Före-a-Porte

Före-a-Porte topon. = Fuori Porta

È una delle quattro direttrici in cui idealmente si suddivideva la città di Manfredonia (oltre a Mundìcchje, Söpe-a-Trejüne e Abbasce-a-mére).

Före-a-Porte è l’abbreviazione di Före-’a-Porte-de-Fogge = Fuori della “Porta di Foggia”, e comprende la zona da Via Palatella/Piazza Marconi fino al Palazzo Rosso, ossia fino all’ultima casa esistente all’epoca. Negli anni ‘30 la città ha espanso ulteriormente le sue costruzioni verso ovest, e la propaggine è tuttora chiamata Stazziona-Cambagne.

Fino al 1920 esistevano le mura medioevali con diverse porte di accesso in città. Quella di ponente, rivolta verso il Capoluogo dauno, era chiamata “Porta di Foggia”. La zona al di là delle mura naturalmente era identificata come “fuori” di questa porta.

Vedi: Abbasce-a-mére
Vedi: Mundìcchje
Vedi: Söpe-a-Trjüne

Chi la fé, la fé p’a vènne; chi l’accatte nen li sèrve; chi li sèrve ne la vöte.

Chi la fa, la fa per venderla;
chi la compra, non ne ha bisogno;
chi ne ha bisogno, non la vede.

‘A càsce, ‘U tavüte = La bara.

(Vedi: Tavüte)

Chjànda-chjande

Chjànda-chjande s.m. = Piagnisteo, lamento.

Sconforto, afflizione, cordoglio ecc. ecc.

Madò, so stéte au funeréle: e che chjanda-chjande! = Madonna! Sono stato al funerale: e che piagnisteo!

Chjànda-chjande: il termine dà la sensazione che il pianto sia diffuso, corale, anche se non è espresso.

A da sènde lu škattüsce!

Sentirai lo scoppiettio!

Significato: A breve avrai una spiacevole sorpresa!

È un modo di dire che si comprende appieno solo se si conosce il frecàbbele da cui deriva.

Bisogna riassumerlo qui in poche parole.

Un commerciante disonesto vendeva alla fiera dell’olio alimentare adulterato e un po’ annacquato a poco prezzo.

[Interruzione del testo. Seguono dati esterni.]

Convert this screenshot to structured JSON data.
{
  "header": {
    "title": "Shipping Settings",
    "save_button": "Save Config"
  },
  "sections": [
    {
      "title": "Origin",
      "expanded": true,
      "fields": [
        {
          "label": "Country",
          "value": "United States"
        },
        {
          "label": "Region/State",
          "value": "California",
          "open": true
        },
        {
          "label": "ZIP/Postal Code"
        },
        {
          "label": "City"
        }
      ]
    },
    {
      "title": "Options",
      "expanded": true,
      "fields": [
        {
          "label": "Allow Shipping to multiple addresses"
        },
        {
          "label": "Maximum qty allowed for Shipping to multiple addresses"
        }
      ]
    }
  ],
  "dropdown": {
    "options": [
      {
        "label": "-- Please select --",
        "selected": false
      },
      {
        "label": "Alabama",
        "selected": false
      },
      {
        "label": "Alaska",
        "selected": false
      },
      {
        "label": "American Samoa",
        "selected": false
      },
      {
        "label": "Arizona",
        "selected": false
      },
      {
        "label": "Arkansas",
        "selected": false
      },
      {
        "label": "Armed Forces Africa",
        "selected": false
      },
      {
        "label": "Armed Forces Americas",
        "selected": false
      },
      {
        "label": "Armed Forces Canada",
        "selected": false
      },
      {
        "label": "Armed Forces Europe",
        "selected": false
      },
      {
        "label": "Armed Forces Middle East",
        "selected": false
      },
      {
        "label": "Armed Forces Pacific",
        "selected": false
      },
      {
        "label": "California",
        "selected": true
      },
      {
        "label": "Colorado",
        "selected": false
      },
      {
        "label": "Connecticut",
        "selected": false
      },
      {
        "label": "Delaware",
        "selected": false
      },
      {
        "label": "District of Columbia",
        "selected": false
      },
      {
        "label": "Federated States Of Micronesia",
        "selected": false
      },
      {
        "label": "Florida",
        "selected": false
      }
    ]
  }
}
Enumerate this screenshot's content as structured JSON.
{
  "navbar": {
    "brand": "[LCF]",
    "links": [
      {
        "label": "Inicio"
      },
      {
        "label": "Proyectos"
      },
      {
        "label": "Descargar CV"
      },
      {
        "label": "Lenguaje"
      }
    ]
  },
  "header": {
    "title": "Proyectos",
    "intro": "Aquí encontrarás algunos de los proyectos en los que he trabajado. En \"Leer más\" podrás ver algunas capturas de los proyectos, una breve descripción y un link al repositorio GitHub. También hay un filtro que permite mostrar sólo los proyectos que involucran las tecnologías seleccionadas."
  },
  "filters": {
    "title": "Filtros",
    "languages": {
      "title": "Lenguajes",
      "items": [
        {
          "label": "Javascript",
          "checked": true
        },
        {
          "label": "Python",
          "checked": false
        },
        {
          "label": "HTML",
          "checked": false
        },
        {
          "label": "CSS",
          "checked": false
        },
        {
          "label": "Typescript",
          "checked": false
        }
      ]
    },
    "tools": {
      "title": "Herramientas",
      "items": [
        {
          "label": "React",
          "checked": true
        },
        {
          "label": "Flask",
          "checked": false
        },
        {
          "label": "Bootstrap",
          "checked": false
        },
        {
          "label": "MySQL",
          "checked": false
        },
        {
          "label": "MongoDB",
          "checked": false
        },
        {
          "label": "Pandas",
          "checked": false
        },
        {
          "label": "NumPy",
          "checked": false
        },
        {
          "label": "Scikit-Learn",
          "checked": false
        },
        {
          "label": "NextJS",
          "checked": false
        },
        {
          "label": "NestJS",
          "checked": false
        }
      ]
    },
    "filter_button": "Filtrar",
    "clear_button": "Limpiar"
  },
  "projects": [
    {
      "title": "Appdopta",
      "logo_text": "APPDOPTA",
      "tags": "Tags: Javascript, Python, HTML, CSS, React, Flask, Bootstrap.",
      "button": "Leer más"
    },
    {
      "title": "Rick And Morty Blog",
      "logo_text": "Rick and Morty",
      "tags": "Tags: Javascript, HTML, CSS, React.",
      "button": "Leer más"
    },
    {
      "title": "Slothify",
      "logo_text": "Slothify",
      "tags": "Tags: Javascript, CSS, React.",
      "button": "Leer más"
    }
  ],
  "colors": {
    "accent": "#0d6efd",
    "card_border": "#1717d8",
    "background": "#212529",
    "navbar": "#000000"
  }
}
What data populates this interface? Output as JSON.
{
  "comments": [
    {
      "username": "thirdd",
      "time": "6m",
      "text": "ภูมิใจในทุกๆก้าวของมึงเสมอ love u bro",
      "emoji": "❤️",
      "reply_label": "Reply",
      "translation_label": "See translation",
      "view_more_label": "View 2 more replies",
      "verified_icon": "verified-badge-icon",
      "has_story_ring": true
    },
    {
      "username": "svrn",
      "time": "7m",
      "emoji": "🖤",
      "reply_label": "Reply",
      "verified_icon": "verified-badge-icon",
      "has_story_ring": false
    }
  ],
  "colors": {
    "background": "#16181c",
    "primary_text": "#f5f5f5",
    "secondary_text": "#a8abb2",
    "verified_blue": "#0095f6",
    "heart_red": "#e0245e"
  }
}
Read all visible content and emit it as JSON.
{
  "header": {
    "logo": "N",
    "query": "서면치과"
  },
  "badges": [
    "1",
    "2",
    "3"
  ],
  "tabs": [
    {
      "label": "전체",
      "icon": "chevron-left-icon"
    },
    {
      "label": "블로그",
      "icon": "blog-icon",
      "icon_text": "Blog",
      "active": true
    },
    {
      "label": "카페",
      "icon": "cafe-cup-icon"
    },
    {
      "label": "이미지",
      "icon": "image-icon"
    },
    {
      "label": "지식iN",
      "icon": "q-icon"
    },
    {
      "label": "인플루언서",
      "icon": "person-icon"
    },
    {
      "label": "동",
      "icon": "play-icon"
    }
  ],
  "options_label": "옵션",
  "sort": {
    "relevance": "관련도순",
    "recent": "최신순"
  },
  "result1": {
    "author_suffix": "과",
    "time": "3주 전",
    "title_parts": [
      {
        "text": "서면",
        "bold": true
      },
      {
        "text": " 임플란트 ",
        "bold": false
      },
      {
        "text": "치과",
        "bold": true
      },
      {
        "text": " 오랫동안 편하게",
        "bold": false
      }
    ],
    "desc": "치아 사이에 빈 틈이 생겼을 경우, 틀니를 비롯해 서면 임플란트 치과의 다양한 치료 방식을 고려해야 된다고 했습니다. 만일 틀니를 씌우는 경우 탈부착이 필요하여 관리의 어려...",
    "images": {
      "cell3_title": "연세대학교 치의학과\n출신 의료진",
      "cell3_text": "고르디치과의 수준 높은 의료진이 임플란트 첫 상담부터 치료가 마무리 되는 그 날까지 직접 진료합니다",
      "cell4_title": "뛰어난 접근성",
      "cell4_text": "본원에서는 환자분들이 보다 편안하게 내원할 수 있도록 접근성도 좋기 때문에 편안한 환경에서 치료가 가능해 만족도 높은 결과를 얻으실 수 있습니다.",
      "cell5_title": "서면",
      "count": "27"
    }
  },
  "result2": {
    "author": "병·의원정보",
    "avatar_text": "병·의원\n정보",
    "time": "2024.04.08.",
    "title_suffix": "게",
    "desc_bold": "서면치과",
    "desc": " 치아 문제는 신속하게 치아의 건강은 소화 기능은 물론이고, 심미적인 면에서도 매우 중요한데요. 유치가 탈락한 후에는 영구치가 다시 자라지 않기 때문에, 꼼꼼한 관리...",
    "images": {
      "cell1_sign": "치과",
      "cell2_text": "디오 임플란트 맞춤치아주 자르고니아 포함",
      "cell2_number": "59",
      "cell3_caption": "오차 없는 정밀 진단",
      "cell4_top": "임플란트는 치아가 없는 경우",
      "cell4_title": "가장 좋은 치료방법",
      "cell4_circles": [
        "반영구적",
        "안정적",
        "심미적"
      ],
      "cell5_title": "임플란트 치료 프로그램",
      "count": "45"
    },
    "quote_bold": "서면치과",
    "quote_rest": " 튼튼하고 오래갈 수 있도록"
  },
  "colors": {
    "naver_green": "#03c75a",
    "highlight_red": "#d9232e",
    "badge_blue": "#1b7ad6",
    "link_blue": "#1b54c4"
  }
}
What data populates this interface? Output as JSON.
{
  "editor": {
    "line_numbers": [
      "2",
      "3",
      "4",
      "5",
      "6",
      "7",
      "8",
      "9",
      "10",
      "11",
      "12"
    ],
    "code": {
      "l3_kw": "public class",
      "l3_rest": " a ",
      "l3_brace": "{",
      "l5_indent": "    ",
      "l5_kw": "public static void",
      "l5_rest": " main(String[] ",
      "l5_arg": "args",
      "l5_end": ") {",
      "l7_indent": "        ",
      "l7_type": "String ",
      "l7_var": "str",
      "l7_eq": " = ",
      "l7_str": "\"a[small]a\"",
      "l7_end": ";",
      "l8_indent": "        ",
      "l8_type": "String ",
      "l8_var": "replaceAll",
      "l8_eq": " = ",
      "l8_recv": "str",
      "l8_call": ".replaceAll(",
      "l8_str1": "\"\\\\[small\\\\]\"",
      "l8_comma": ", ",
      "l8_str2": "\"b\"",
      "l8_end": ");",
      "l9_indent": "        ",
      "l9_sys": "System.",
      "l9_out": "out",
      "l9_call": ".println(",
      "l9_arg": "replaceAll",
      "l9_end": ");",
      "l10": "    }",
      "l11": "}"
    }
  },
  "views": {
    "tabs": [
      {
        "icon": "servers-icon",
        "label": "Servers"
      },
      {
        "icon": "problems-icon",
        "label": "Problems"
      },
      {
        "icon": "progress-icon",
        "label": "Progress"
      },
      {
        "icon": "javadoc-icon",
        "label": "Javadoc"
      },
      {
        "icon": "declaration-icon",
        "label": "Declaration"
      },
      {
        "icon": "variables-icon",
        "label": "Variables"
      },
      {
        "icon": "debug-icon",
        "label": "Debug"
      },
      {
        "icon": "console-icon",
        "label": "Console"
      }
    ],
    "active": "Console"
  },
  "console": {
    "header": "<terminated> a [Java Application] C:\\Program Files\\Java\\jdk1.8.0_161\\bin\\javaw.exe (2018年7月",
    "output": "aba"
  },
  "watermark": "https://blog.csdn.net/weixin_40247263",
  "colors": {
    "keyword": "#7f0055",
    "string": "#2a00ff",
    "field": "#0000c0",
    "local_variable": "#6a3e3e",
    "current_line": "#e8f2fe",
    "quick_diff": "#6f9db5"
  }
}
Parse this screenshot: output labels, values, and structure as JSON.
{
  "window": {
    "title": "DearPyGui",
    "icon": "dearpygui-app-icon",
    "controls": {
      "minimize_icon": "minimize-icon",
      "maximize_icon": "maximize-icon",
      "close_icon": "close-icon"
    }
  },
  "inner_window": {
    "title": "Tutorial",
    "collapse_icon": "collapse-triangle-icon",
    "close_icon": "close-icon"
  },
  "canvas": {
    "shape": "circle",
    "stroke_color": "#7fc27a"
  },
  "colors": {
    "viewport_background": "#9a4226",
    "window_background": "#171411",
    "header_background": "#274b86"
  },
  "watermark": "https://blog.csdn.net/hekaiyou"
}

Un altro losco individuo girava per acquisti nella stessa fiera cercando di spacciare soldi falsi.

Si incontrarono, conclusero presto la trattativa e la compravendita.

Il falsario si compiaceva del suo successo e rivolgendosi mentalmente al venditore gabbato pensò:

“Quanne vé scange, a da sènde ‘u chjanda-chjande!”= Quando andrai a scambiare i soldi sentirai lo sconforto, perché solo allora ti accorgerai che io ti ho rifilato moneta falsa!

A sua volta il venditore di olio, credendo di essere stato furbo, pensò alle spalle del cliente truffato: “Quanne vé früje, a da sènde lu škattüsce!” = Quando andrai a friggere sentirai lo scoppiettio!

Difatti l’olio in padella se contiene parti di acqua sfriggola, crepita, scoppietta. Il rapido evaporare dell’acqua a causa delle alte temperature raggiunte dall’olio, provoca pericolosi schizzi e scoppiettii.

Insomma, la morale del detto è: Chi la fa l’aspetti.

Qlcu pronuncia škattüje ritenendo škattüsce un po’ rozzo.

Strevìgghje

Strevìgghje s.m. = Cianfrusaglia.

Qlcu pronuncia anche strembìgghje.

Oggetti eterogenei conservati in attesa di un loro improbabile utilizzo in lavori di bricolage.

Quacche jùrne agghja fé la jettéte de strevìgghje! = Uno di questi giorni mi libererò di questa cianfrusaglia!